Análisis

50 AÑOS DEL CONCILIO VATICANO II

La humanidad va cambiando de mentalidad a medida que transcurre el tiempo, tanto es así que los métodos de enseñanza de la verdad científica se modifican de acuerdo con el avance de las técnicas de enseñanza. Por ese motivo, de tiempo en tiempo, la Iglesia se reúne en concilios universales para profundizar en la verdad recibida por la revelación de Jesús y ser fiel a su mandato: “Vayan por todo el mundo proclamando la Buena Noticia a toda la humanidad”. Además, como la Iglesia se desenvuelve entre hombres para servirles de centro de orientación, se reúne para afianzar una y otra vez la misma verdad fundamental, y renovar sus métodos de difusión pastoral, respondiendo a las necesidades de los tiempos.

Esto fue lo sucedido con la convocatoria al segundo Concilio Vaticano, hace más de 50 años, por Juan XXIII; ponerse al día en la confrontación de los problemas de vida de la gente del Siglo XX y siguiente. Ese concilio, en palabras de Juan Pablo II: “¡No tengan miedo! Abran, abran de par en par las puertas a Cristo”, se ha hecho realidad tangible.
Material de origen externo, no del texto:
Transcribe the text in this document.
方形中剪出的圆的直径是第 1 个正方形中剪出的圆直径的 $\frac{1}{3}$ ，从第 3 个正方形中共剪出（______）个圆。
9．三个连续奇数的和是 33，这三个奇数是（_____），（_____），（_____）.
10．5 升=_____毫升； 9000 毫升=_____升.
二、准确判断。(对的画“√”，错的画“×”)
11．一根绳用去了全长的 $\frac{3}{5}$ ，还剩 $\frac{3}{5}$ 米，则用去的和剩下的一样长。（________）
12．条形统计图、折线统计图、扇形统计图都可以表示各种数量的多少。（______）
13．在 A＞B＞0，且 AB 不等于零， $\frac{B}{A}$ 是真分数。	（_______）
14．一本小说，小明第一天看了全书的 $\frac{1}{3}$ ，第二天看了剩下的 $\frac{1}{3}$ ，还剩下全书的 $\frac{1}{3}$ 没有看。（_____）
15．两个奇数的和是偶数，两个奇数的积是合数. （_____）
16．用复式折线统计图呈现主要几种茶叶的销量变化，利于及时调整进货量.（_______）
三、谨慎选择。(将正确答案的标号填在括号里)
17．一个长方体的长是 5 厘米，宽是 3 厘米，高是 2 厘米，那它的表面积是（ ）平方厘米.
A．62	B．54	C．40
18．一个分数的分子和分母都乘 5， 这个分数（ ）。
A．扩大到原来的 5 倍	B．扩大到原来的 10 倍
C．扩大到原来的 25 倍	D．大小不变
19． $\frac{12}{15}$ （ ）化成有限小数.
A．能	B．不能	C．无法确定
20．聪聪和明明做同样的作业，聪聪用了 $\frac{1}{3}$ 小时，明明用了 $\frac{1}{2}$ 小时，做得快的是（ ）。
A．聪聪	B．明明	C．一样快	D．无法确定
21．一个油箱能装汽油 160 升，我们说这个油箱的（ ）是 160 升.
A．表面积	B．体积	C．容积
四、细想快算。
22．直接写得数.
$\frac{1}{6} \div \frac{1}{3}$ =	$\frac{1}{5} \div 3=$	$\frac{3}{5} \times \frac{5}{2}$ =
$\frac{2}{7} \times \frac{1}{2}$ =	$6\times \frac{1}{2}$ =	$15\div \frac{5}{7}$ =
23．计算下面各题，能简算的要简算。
En efecto, ese Concilio por primera vez ha tenido la presencia de mujeres y de laicos, cambiando de esta manera la metodología antes seguida en reuniones de ese tipo; además, se ha hablado de las actitudes que la Iglesia ha de tener de ahí en adelante con los hermanos separados, con los judíos y con las otras religiones, porque esa es la realidad que vive el mundo de hoy, el pluralismo ideológico del ser humano en relación con la verdad, y a su actitud ante ella, lo cual le da sentido a su vida.

Ha insistido en la libertad de conciencia a tal punto que, Benedicto XVI, en un momento de tensión política para el medio oriente, en discurso pronunciado en el Líbano para clausurar un Sínodo de Obispos de aquella región, ha sostenido, en presencia de musulmanes, griegos ortodoxos, etc., que la libertad religiosa es “un derecho fundamental (…), la libertad religiosa tiene una dimensión social y política indispensable para la paz. Promueve la coexistencia y una vida armoniosa por su compromiso común al servicio de las causas nobles. La búsqueda de la verdad no debe imponerse por la violencia, sino por la fuerza de la verdad, que es Dios”.

Desgraciadamente las fuerzas en pugna por el dominio del mundo actual no vacilan en sacrificar a la persona en beneficio del poder, económico o político, como lo estamos viendo, con un total desprecio y devaluación de la dignidad humana del hombre, hecho a imagen y semejanza de Dios.

Por otra parte, el Concilio ha revalorado el mundo y el rol que el hombre debe tener al relacionarse con él, poniendo en práctica la ecología, base de la vida. Ha reafirmado, una vez más la inviolabilidad de este bien, prohibiendo toda muerte, sea por genocidio, asesinato o aborto, precautelando de esta manera la supervivencia de los pueblos y sus culturas, defendiendo a los débiles e indefensos, como son los seres no salidos aún del vientre materno.

En suma, en sus diferentes documentos ha encarado con valentía los problemas del mundo de hoy, señalando rumbos de acción para la humanidad del Siglo XXI. Documentos que, a su vez, son fuente de nuevos documentos para la acción de la Iglesia en las diversas partes del mundo, como ha sucedido con los de Medellín, Puebla y Aparecida para la América Latina; o con el Catecismo de la Iglesia Católica, que, fundamentado en la fidelidad a la enseñanza de Jesús, quiere también dar a conocer a todos la verdad revelada, para que la gente la viva, la encarne en obra, porque la fe está muerta si no se la cultiva con las obras, que son las señales palpables de una vida plena, tal como Jesús lo hizo, obrando curaciones y actuando contra el poder establecido, cuando se opone al hombre y sus necesidades, al par que entregando la revelación del Padre, y poniéndola en práctica con su vida y muerte.

Conmemorando el más importante acontecimiento de la Iglesia en el Siglo XX, la Facultad de Teología de la UCB ha vivido la XII Jornada filosófica-teológica del 17 al 19 de septiembre, con disertaciones a cargo del Arzobispo Abastoflor, del Obispo secretario de la Comisión epicospal, Aparicio, del R.P. Piccardo; el Rector de la U Salesiana, Telián Argeo Corona y otras personalidades que se han referido a distintos aspectos de ese Concilio.